Dans les chemins pentus toutes les familles sur leur luge glissaient avec une gaité qui réunissait petits et grands. C’était la coutume en ce jour de fête. On allait voir les sapins de noël s’enflammer en brasiers gigantesques sur la mer de glace. Noora stoppa la Cadillac et regarda le spectacle. Kosti ne savait plus si c’était la beauté des flammes ou le visage radieux de Noora qui l’enchantait. Il brandit son Pentax Reflex et fixa cette vision troublante dans l’appareil. Avait-t-il saisi ce qu’il cherchait ? Des enfants riaient autour de lui, dévalant les pentes dans un nuage poudreux. Ils riaient. Rien ici n’était une illusion. Trop d’espace, trop de froid, trop de plaisir. « On pourrait louer une luge, qu’est-ce que tu en penses Kosti ? » s’exclama Noora avec un brin de provocation. « Bien sûr Noora, je pourrai alors te prendre en photo ! » C’était une manière élégante d’ôter toute envie à Noora qui détestait les objectifs. Admirer une dernière fois les incendies de sapins sur la mer était sans risque, ils donnaient aux figures qui les contemplaient des reflets tragiques comme dans la pire des comédies de théâtre. Kosti entourait Noora de ses bras s’attachant ainsi à cette image d’unité qu’ils pourraient former. « Allons dans les baraques là bas, on trouvera de quoi se réchauffer et manger des brioches, dit Kosti, c’est une pure folie toute cette ambiance, aussi pensait-il en gravissant la côte enneigée où on s’y enfonçait jusqu’aux genoux.
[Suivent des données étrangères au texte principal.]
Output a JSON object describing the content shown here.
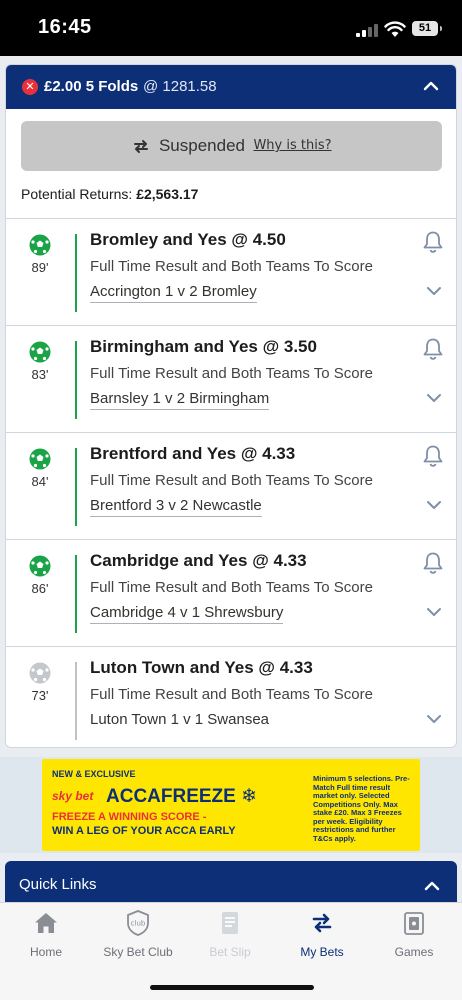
{
  "status_bar": {
    "time": "16:45",
    "battery": "51"
  },
  "bet": {
    "stake": "£2.00 5 Folds",
    "odds": "@ 1281.58",
    "suspended_label": "Suspended",
    "why_link": "Why is this?",
    "returns_label": "Potential Returns:",
    "returns_value": "£2,563.17",
    "legs": [
      {
        "minute": "89'",
        "selection": "Bromley and Yes @ 4.50",
        "market": "Full Time Result and Both Teams To Score",
        "event": "Accrington 1 v 2 Bromley",
        "status": "winning"
      },
      {
        "minute": "83'",
        "selection": "Birmingham and Yes @ 3.50",
        "market": "Full Time Result and Both Teams To Score",
        "event": "Barnsley 1 v 2 Birmingham",
        "status": "winning"
      },
      {
        "minute": "84'",
        "selection": "Brentford and Yes @ 4.33",
        "market": "Full Time Result and Both Teams To Score",
        "event": "Brentford 3 v 2 Newcastle",
        "status": "winning"
      },
      {
        "minute": "86'",
        "selection": "Cambridge and Yes @ 4.33",
        "market": "Full Time Result and Both Teams To Score",
        "event": "Cambridge 4 v 1 Shrewsbury",
        "status": "winning"
      },
      {
        "minute": "73'",
        "selection": "Luton Town and Yes @ 4.33",
        "market": "Full Time Result and Both Teams To Score",
        "event": "Luton Town 1 v 1 Swansea",
        "status": "not-winning"
      }
    ]
  },
  "promo": {
    "tag": "NEW & EXCLUSIVE",
    "brand": "sky bet",
    "title": "ACCAFREEZE",
    "line1": "FREEZE A WINNING SCORE -",
    "line2": "WIN A LEG OF YOUR ACCA EARLY",
    "terms": "Minimum 5 selections. Pre-Match Full time result market only. Selected Competitions Only. Max stake £20. Max 3 Freezes per week. Eligibility restrictions and further T&Cs apply."
  },
  "quick_links": {
    "title": "Quick Links"
  },
  "tabs": [
    {
      "label": "Home",
      "icon": "home-icon",
      "state": "normal"
    },
    {
      "label": "Sky Bet Club",
      "icon": "club-icon",
      "state": "normal"
    },
    {
      "label": "Bet Slip",
      "icon": "betslip-icon",
      "state": "disabled"
    },
    {
      "label": "My Bets",
      "icon": "mybets-icon",
      "state": "active"
    },
    {
      "label": "Games",
      "icon": "games-icon",
      "state": "normal"
    }
  ],
  "colors": {
    "navy": "#0d2f78",
    "green": "#1aa347",
    "red": "#e8313a",
    "promo_yellow": "#ffe600"
  }
}
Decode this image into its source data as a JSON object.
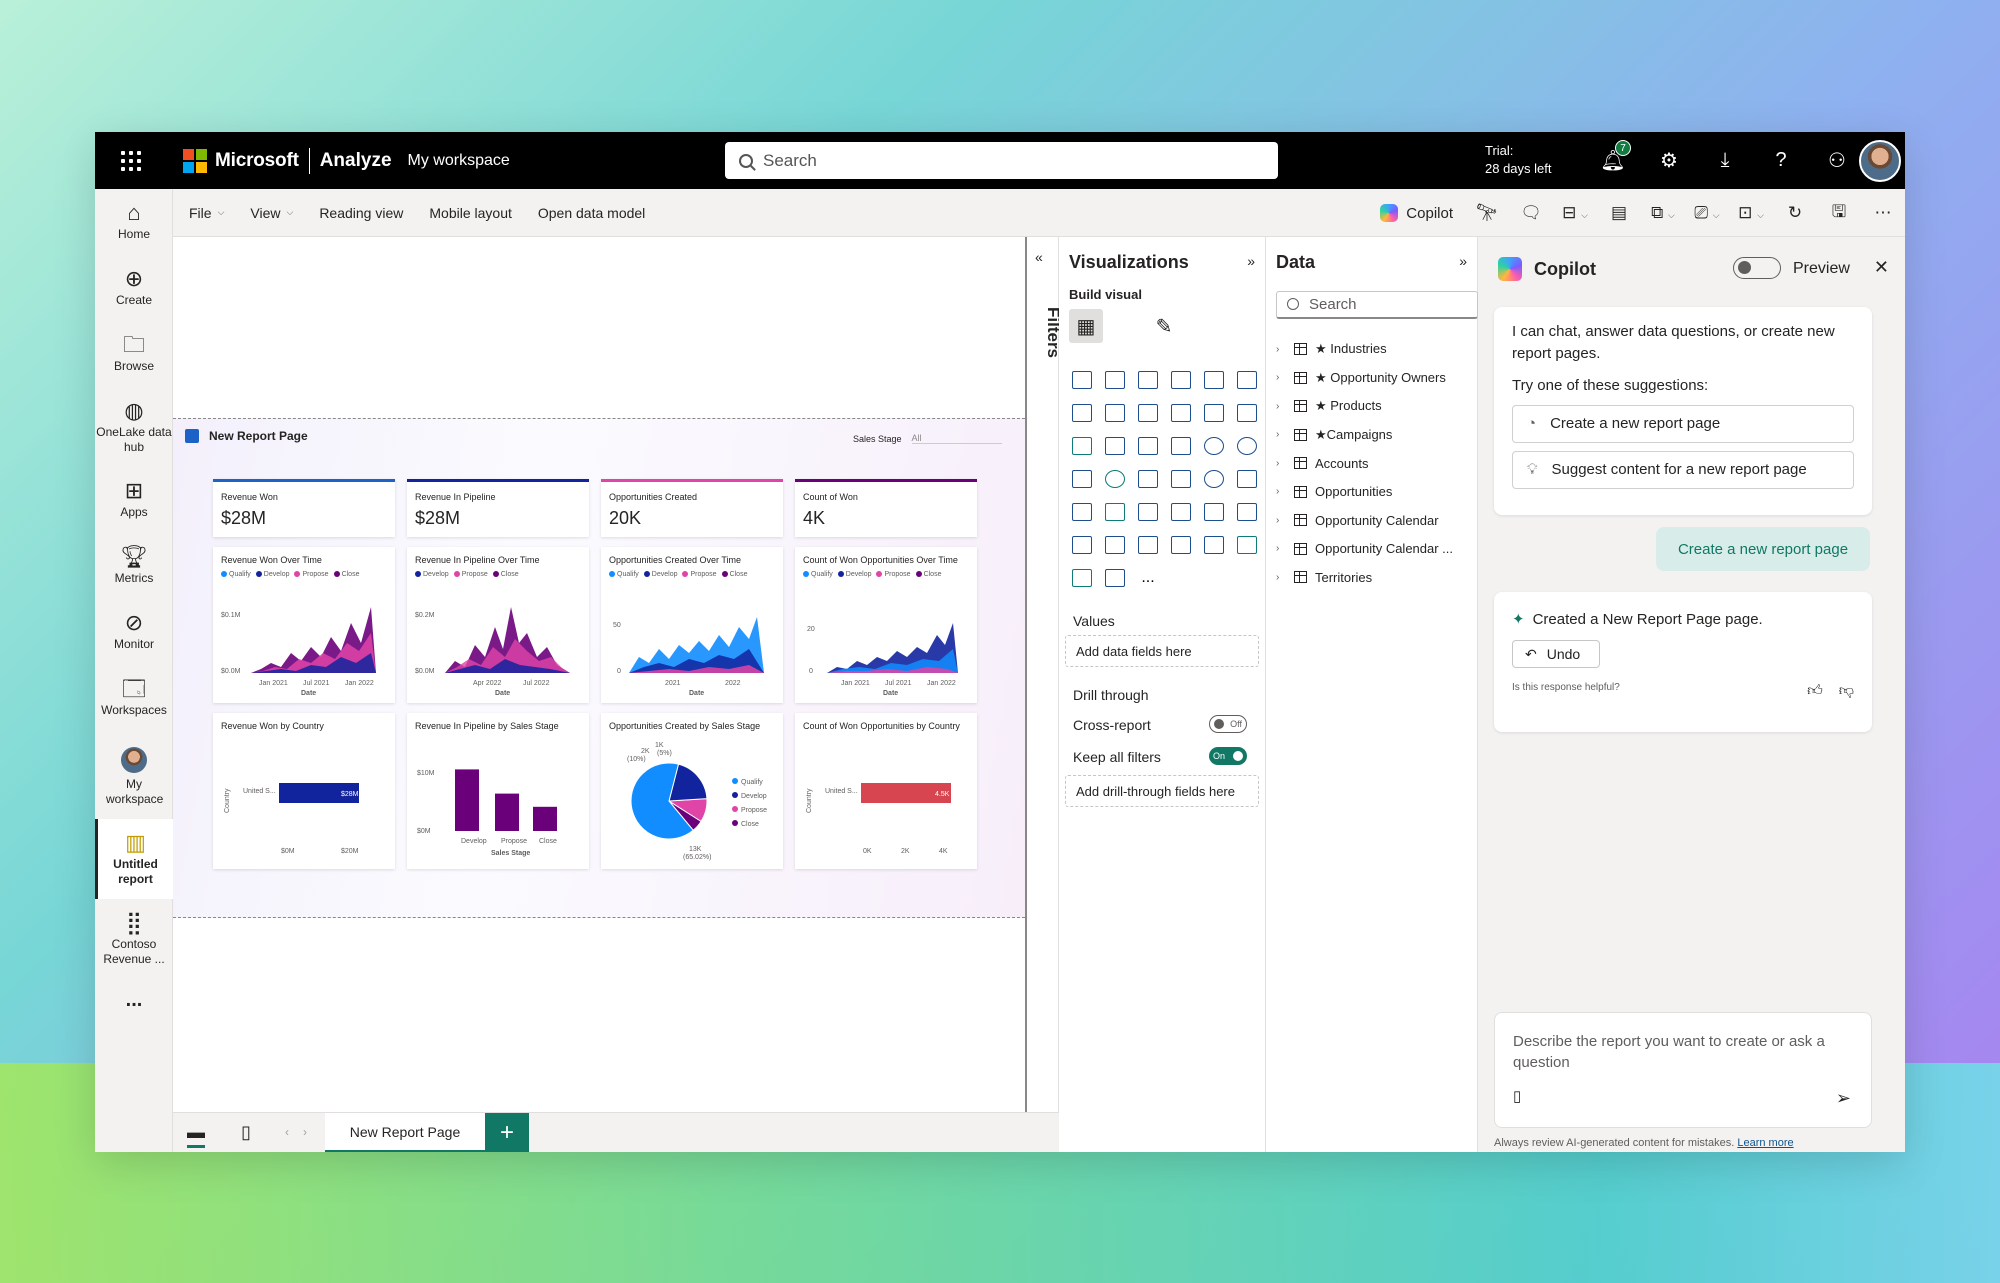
{
  "topbar": {
    "brand": "Microsoft",
    "app": "Analyze",
    "workspace": "My workspace",
    "search_placeholder": "Search",
    "trial_line1": "Trial:",
    "trial_line2": "28 days left",
    "notification_count": "7"
  },
  "nav": {
    "items": [
      {
        "label": "Home"
      },
      {
        "label": "Create"
      },
      {
        "label": "Browse"
      },
      {
        "label": "OneLake data hub"
      },
      {
        "label": "Apps"
      },
      {
        "label": "Metrics"
      },
      {
        "label": "Monitor"
      },
      {
        "label": "Workspaces"
      },
      {
        "label": "My workspace"
      },
      {
        "label": "Untitled report"
      },
      {
        "label": "Contoso Revenue ..."
      }
    ],
    "more": "..."
  },
  "ribbon": {
    "file": "File",
    "view": "View",
    "reading_view": "Reading view",
    "mobile_layout": "Mobile layout",
    "open_data_model": "Open data model",
    "copilot": "Copilot"
  },
  "report": {
    "page_title": "New Report Page",
    "slicer_label": "Sales Stage",
    "slicer_value": "All",
    "cards": [
      {
        "label": "Revenue Won",
        "value": "$28M"
      },
      {
        "label": "Revenue In Pipeline",
        "value": "$28M"
      },
      {
        "label": "Opportunities Created",
        "value": "20K"
      },
      {
        "label": "Count of Won",
        "value": "4K"
      }
    ],
    "line_charts": [
      {
        "title": "Revenue Won Over Time",
        "legend": [
          "Qualify",
          "Develop",
          "Propose",
          "Close"
        ],
        "y_ticks": [
          "$0.1M",
          "$0.0M"
        ],
        "x_ticks": [
          "Jan 2021",
          "Jul 2021",
          "Jan 2022"
        ],
        "xlabel": "Date"
      },
      {
        "title": "Revenue In Pipeline Over Time",
        "legend": [
          "Develop",
          "Propose",
          "Close"
        ],
        "y_ticks": [
          "$0.2M",
          "$0.0M"
        ],
        "x_ticks": [
          "Apr 2022",
          "Jul 2022"
        ],
        "xlabel": "Date"
      },
      {
        "title": "Opportunities Created Over Time",
        "legend": [
          "Qualify",
          "Develop",
          "Propose",
          "Close"
        ],
        "y_ticks": [
          "50",
          "0"
        ],
        "x_ticks": [
          "2021",
          "2022"
        ],
        "xlabel": "Date"
      },
      {
        "title": "Count of Won Opportunities Over Time",
        "legend": [
          "Qualify",
          "Develop",
          "Propose",
          "Close"
        ],
        "y_ticks": [
          "20",
          "0"
        ],
        "x_ticks": [
          "Jan 2021",
          "Jul 2021",
          "Jan 2022"
        ],
        "xlabel": "Date"
      }
    ],
    "country_chart_1": {
      "title": "Revenue Won by Country",
      "ylabel": "Country",
      "category": "United S...",
      "data_label": "$28M",
      "x_ticks": [
        "$0M",
        "$20M"
      ]
    },
    "stage_chart": {
      "title": "Revenue In Pipeline by Sales Stage",
      "y_ticks": [
        "$10M",
        "$0M"
      ],
      "categories": [
        "Develop",
        "Propose",
        "Close"
      ],
      "xlabel": "Sales Stage"
    },
    "pie_chart": {
      "title": "Opportunities Created by Sales Stage",
      "label_small": "2K",
      "label_small_pct": "(10%)",
      "label_tiny": "1K",
      "label_tiny_pct": "(5%)",
      "label_big": "13K",
      "label_big_pct": "(65.02%)",
      "legend": [
        "Qualify",
        "Develop",
        "Propose",
        "Close"
      ]
    },
    "country_chart_2": {
      "title": "Count of Won Opportunities by Country",
      "ylabel": "Country",
      "category": "United S...",
      "data_label": "4.5K",
      "x_ticks": [
        "0K",
        "2K",
        "4K"
      ]
    }
  },
  "chart_data": [
    {
      "type": "bar",
      "title": "Revenue In Pipeline by Sales Stage",
      "categories": [
        "Develop",
        "Propose",
        "Close"
      ],
      "values": [
        14,
        8.5,
        5.5
      ],
      "xlabel": "Sales Stage",
      "ylabel": "",
      "ylim": [
        0,
        15
      ]
    },
    {
      "type": "pie",
      "title": "Opportunities Created by Sales Stage",
      "categories": [
        "Qualify",
        "Develop",
        "Propose",
        "Close"
      ],
      "values": [
        65.02,
        20,
        10,
        5
      ]
    }
  ],
  "filters": {
    "label": "Filters",
    "collapse": "«"
  },
  "viz_pane": {
    "title": "Visualizations",
    "build_visual": "Build visual",
    "more": "...",
    "values_label": "Values",
    "values_drop": "Add data fields here",
    "drill_label": "Drill through",
    "cross_report": "Cross-report",
    "cross_report_state": "Off",
    "keep_filters": "Keep all filters",
    "keep_filters_state": "On",
    "drill_drop": "Add drill-through fields here"
  },
  "data_pane": {
    "title": "Data",
    "search_placeholder": "Search",
    "tables": [
      "★ Industries",
      "★ Opportunity Owners",
      "★ Products",
      "★Campaigns",
      "Accounts",
      "Opportunities",
      "Opportunity Calendar",
      "Opportunity Calendar ...",
      "Territories"
    ]
  },
  "copilot_pane": {
    "title": "Copilot",
    "preview": "Preview",
    "intro": "I can chat, answer data questions, or create new report pages.",
    "try": "Try one of these suggestions:",
    "suggestions": [
      "Create a new report page",
      "Suggest content for a new report page"
    ],
    "user_message": "Create a new report page",
    "response": "Created a New Report Page page.",
    "undo": "Undo",
    "helpful": "Is this response helpful?",
    "input_placeholder": "Describe the report you want to create or ask a question",
    "disclaimer": "Always review AI-generated content for mistakes.",
    "learn_more": "Learn more"
  },
  "pagebar": {
    "tab": "New Report Page",
    "add": "+"
  },
  "colors": {
    "accent": "#117865",
    "series_qualify": "#118dff",
    "series_develop": "#12239e",
    "series_propose": "#e044a7",
    "series_close": "#6b007b"
  }
}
Des poêles à bois et des guirlandes de toutes les couleurs rendaient plus accueillantes les baraques modestes de bucherons. Les gens s’agglutinaient autour des longues tables. Ils se gavaient de gâteaux à la crème, de crêpes, de blinis en ingurgitant des bols de café fumant. Les hommes préféraient boire de la Koskenkorva, la vodka nationale, et leurs conversations pétaradaient dans le local surchauffé et exigu. Au bout d’une table, Kosti remarqua une jeune fille en larmes, tandis qu’un garçon racontait les désillusions de sa nuit de noce avec une hilarité clownesque qui manquait à chaque mot de basculer dans le drame. Photo. Kosti eut conscience de l’inconvenance de son geste, mais il ne pût s’empêcher d’appuyer frénétiquement sur son déclencheur. Photo des disparités incongrues de ce monde. Puis il partagea, dans la confusion, ses biscuits à la pâte d’amande avec Noora.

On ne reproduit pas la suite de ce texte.